God answered, “I will be with you. And this is your sign that I am the one who has sent you: When you have brought the people out of Egypt, you will worship God at this very mountain.”
But Moses protested, “If I go to the people of Israel and tell them, ‘The God of your ancestors has sent me to you,’ they will ask me, ‘What is his name?’ Then what should I tell them?”
God replied to Moses, “I am who i am.[d] Say this to the people of Israel: I am has sent me to you.” God also said to Moses, “Say this to the people of Israel: Yahweh,[e] the God of your ancestors—the God of Abraham, the God of Isaac, and the God of Jacob—has sent me to you.
This is my eternal name,
my name to remember for all generations.
“Now go and call together all the elders of Israel. Tell them, ‘Yahweh, the God of your ancestors—the God of Abraham, Isaac, and Jacob—has appeared to me. He told me, “I have been watching closely, and I see how the Egyptians are treating you. I have promised to rescue you from your oppression in Egypt. I will lead you to a land flowing with milk and honey—the land where the Canaanites, Hittites, Amorites, Perizzites, Hivites, and Jebusites now live.”’

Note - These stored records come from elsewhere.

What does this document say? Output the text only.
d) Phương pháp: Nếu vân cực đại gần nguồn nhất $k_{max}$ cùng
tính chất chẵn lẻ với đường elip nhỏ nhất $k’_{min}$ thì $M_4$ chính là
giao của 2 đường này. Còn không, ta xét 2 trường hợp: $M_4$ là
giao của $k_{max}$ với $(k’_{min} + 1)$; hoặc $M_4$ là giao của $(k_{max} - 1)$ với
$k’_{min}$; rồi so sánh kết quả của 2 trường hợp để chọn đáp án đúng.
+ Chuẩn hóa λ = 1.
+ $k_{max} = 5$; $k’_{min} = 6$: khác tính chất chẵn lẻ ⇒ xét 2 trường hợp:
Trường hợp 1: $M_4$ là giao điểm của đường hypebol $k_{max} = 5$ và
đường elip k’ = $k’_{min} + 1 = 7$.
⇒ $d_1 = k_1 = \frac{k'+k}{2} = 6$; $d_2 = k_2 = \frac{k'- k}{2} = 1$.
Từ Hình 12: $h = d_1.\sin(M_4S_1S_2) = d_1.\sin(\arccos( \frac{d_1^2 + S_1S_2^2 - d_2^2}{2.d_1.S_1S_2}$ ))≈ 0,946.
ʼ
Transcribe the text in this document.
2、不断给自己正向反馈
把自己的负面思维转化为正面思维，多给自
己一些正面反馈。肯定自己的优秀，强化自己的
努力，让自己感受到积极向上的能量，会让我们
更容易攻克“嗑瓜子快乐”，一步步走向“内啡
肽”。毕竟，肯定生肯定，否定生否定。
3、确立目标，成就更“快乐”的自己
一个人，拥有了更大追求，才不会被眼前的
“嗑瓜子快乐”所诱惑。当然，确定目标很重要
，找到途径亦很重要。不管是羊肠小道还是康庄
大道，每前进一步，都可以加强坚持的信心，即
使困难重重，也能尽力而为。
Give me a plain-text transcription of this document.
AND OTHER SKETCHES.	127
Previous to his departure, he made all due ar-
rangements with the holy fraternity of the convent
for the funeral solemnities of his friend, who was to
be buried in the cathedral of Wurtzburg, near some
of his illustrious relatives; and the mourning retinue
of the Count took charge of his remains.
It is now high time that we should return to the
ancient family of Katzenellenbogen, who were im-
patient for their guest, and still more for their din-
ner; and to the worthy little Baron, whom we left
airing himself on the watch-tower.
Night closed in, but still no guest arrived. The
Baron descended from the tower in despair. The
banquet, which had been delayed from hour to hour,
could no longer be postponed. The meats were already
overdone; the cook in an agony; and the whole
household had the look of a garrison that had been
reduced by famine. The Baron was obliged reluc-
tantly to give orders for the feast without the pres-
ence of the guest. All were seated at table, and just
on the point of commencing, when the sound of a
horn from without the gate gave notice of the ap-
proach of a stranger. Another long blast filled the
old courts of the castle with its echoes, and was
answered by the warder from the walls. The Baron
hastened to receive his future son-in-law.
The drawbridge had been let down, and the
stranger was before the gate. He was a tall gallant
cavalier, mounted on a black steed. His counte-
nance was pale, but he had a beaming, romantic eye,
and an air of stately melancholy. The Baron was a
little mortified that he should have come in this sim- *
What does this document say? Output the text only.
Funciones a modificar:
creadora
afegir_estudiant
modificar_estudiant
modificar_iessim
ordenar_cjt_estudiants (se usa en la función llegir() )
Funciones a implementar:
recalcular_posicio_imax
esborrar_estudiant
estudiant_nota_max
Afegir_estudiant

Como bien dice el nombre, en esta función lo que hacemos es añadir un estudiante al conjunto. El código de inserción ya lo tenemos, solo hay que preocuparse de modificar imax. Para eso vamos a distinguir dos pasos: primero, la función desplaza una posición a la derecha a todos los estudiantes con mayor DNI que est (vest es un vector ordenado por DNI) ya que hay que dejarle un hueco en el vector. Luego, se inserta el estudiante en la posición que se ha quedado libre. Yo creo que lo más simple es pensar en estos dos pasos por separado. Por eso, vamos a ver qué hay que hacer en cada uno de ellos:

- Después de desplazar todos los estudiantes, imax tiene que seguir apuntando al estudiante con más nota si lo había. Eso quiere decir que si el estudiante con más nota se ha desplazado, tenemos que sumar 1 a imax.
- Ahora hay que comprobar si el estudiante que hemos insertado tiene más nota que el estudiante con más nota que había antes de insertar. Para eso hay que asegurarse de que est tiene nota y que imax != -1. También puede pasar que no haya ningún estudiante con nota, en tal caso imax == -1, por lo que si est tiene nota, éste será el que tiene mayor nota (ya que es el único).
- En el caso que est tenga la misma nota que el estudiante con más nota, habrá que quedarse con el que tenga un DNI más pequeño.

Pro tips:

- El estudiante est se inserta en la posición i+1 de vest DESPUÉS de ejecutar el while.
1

“The elders of Israel will accept your message. Then you and the elders must go to the king of Egypt and tell him, ‘The Lord, the God of the Hebrews, has met with us. So please let us take a three-day journey into the wilderness to offer sacrifices to the Lord, our God.’
“But I know that the king of Egypt will not let you go unless a mighty hand forces him.[f] So I will raise my hand and strike the Egyptians, performing all kinds of miracles among them. Then at last he will let you go. And I will cause the Egyptians to look favorably on you. They will give you gifts when you go so you will not leave empty-handed. Every Israelite woman will ask for articles of silver and gold and fine clothing from her Egyptian neighbors and from the foreign women in their houses. You will dress your sons and daughters with these, stripping the Egyptians of their wealth.”
- 3:1a Moses’ father-in-law went by two names, Jethro and Reuel.
- 3:1b Hebrew Horeb, another name for Sinai.
- 3:6 Greek version reads your fathers.
- 3:14 Or I will be what i will be.
- 3:15 Yahweh (also in 3:16) is a transliteration of the proper name YHWH that is sometimes rendered “Jehovah”; in this translation it is usually rendered “the Lord” (note the use of small capitals).
- 3:19 As in Greek and Latin versions; Hebrew reads will not let you go, not by a mighty hand.